People who rely on Tor expect their traffic to move through the network without giving away who they are. That trust depends on the strength of the encryption that protects each hop. Tor developers are preparing a major upgrade called Counter Galois Onion, or CGO, which replaces the long-standing relay encryption method used across the network.
Why Tor is changing how relays handle encryption
The older tor1 relay encryption scheme has been in use for many years and shows its age. One long known problem is the risk of tagging attacks. In this scenario, an attacker who controls a relay can alter encrypted data in small ways. If the same attacker controls another relay later in the circuit, those changes might appear again and reveal a link between a user and their activity. Tor developers describe this as “the most important attack we are solving with CGO.”
There are other weaknesses. Tor1 maintains the same symmetric key for the entire life of a circuit, which weakens forward secrecy. It also includes only a 4 byte authenticator on each relay cell, which limits tamper detection.
What CGO brings to the network
CGO introduces a new structure known as a rigid pseudorandom permutation, built from a component called UIV+. This reshapes how each cell is protected as it passes from relay to relay. The approach is designed to detect tampering more reliably and limit what an attacker can learn from any compromised keys.
Several changes stand out:
- A 16 byte authenticator replaces the old 4 byte digest.

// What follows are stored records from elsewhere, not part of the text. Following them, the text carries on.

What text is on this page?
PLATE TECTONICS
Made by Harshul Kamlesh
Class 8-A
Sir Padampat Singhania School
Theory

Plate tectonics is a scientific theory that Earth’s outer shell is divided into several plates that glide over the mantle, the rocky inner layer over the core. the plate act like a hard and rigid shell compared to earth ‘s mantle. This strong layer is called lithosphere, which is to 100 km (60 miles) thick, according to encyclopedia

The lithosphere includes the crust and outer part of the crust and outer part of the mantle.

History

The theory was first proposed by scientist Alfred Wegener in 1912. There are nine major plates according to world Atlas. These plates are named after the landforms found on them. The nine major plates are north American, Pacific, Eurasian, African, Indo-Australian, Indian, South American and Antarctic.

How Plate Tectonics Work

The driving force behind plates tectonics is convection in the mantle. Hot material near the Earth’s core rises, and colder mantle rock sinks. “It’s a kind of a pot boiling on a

- Keys evolve as each cell is processed. Once a cell moves through a relay, the local key state changes, which makes it harder to study earlier traffic through later compromise.
- Tag chaining links the integrity of each cell to the next one. If a single cell is altered, later cells cannot be recovered.
Together, these updates aim to raise the cost of active attacks along a circuit and strengthen the privacy protections that users depend on.
How deployment is progressing
CGO is still under active development in both Arti, Tor’s Rust based implementation, and the C Tor codebase. It is present in Arti, though marked as experimental. Developers plan to enable it by default once testing is complete.
Work is also underway to support CGO for onion services. This addition is expected to appear first in Arti before it reaches other components. Because relays and clients need to share a common method, rollout will take time and depends on wide adoption across the network.
The Tor Project notes that CGO is a new design and invites scrutiny. The developers write, “It is reasonable to ask whether there could be weaknesses in it,” while also describing the steps taken to evaluate the construction.
CGO represents one of the most significant changes to Tor’s core cryptography in years. As development continues, users and operators should watch for upcoming releases and prepare for the transition once CGO is ready for general use.